Orton became the first Canadian to medal at the Olympics in 1900, winning bronze in the 400-meter hurdles and gold in the 2,500-meter steeplechase. He also started Penn’s hockey team and captained its first team, and later was named Penn’s track coach and director of the Penn Relays.

Meredith, who is depicted holding a baton behind his back on the wheel, won two gold medals at the 1912 Olympics in the 800 meters and the 4x400 relay. He was an aviator in World War I and started a coaching career once he returned, becoming an assistant on Penn’s track team.

McKenzie also incorporated classical Greek influence into his design; while the Penn Relays helped popularize relay races as we know them today, the sport has distant roots in ancient Greece. The Lampadedromia was a type of torch race held at funeral games in ancient Greece, either on foot or by horse, in which the torch would be handed off to racers at distinct intervals. If the torch went out, however, the team would be disqualified.

» READ MORE: From 2023: The pipeline of top Caribbean track talent at the Penn Relays is fueled by this Jamaican food group

On the wheel, Brown, Maderia, Orton, and Meredith are all depicted naked, as Ancient Greek athletes competed without clothes and were represented as such on classical artwork.

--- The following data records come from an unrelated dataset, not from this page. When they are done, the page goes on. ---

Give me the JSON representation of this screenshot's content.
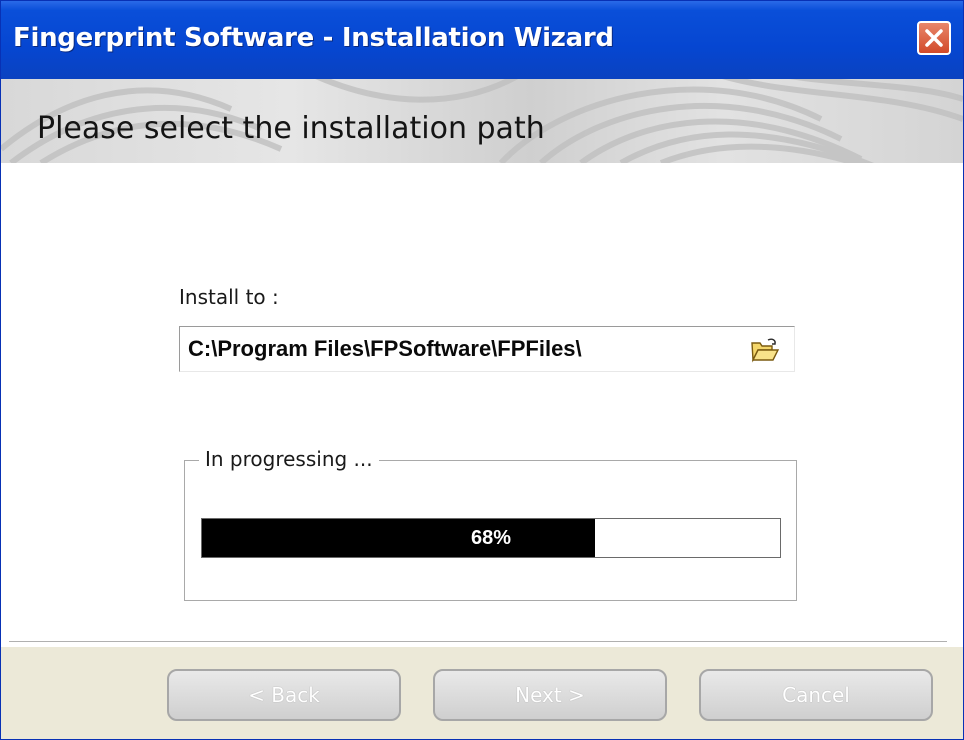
{
  "window": {
    "title": "Fingerprint Software - Installation Wizard",
    "close_icon": "close-icon"
  },
  "banner": {
    "heading": "Please select the installation path"
  },
  "install": {
    "label": "Install to :",
    "path": "C:\\Program Files\\FPSoftware\\FPFiles\\",
    "browse_icon": "folder-open-icon"
  },
  "progress": {
    "group_label": "In progressing ...",
    "percent_text": "68%",
    "percent_value": 0.68
  },
  "buttons": {
    "back": "< Back",
    "next": "Next >",
    "cancel": "Cancel"
  },
  "colors": {
    "titlebar": "#0646d1",
    "close_button": "#d24a2a",
    "progress_fill": "#000000",
    "footer": "#ece9d8"
  }
}
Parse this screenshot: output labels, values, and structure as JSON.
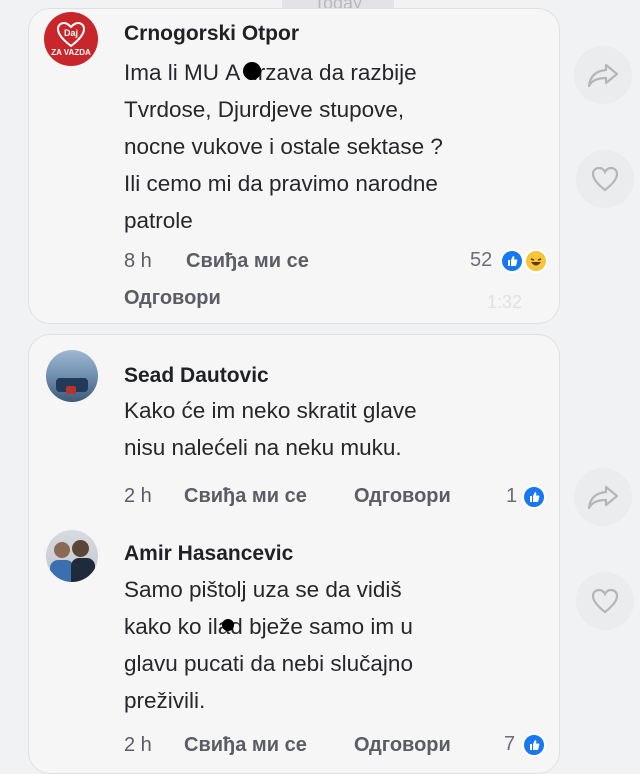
{
  "day_divider": "Today",
  "comments": [
    {
      "author": "Crnogorski Otpor",
      "avatar_text_top": "Daj",
      "avatar_text_bottom": "ZA VAZDA",
      "text": "Ima li MU A drzava da razbije\nTvrdose, Djurdjeve stupove,\nnocne vukove i ostale sektase ?\nIli cemo mi da pravimo narodne\npatrole",
      "time": "8 h",
      "like_label": "Свиђа ми се",
      "reply_label": "Одговори",
      "reaction_count": "52",
      "timestamp": "1:32"
    },
    {
      "author": "Sead Dautovic",
      "text": "Kako će im neko skratit glave\nnisu nalećeli na neku muku.",
      "time": "2 h",
      "like_label": "Свиђа ми се",
      "reply_label": "Одговори",
      "reaction_count": "1"
    },
    {
      "author": "Amir Hasancevic",
      "text": "Samo pištolj uza se da vidiš\nkako ko ilad bježe samo im u\nglavu pucati da nebi slučajno\npreživili.",
      "time": "2 h",
      "like_label": "Свиђа ми се",
      "reply_label": "Одговори",
      "reaction_count": "7"
    }
  ],
  "icons": {
    "share": "share-arrow-icon",
    "like": "heart-icon",
    "reaction_like": "like-reaction-icon",
    "reaction_haha": "haha-reaction-icon"
  },
  "colors": {
    "avatar_red": "#c8262a",
    "like_blue": "#1877f2",
    "haha_yellow": "#f7c53c"
  }
}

Franklin also is holding a laurel sprig on the wheel; the olive wreaths, called kotinos, were worn by victors in the ancient Olympic Games.

The winners at the 129th iteration of the Penn Relays this weekend will receive something a little bigger than an olive wreath. And they will lift a wheel that symbolizes not only the beginning of the oldest track meet in the U.S. but the beginning of the sport itself.

“When you’re the creator of a new concept in track and field, with creating a meet focused on relay races instead of individual events,” Johnson said, “you might as well hearken back to the beginnings all the time.”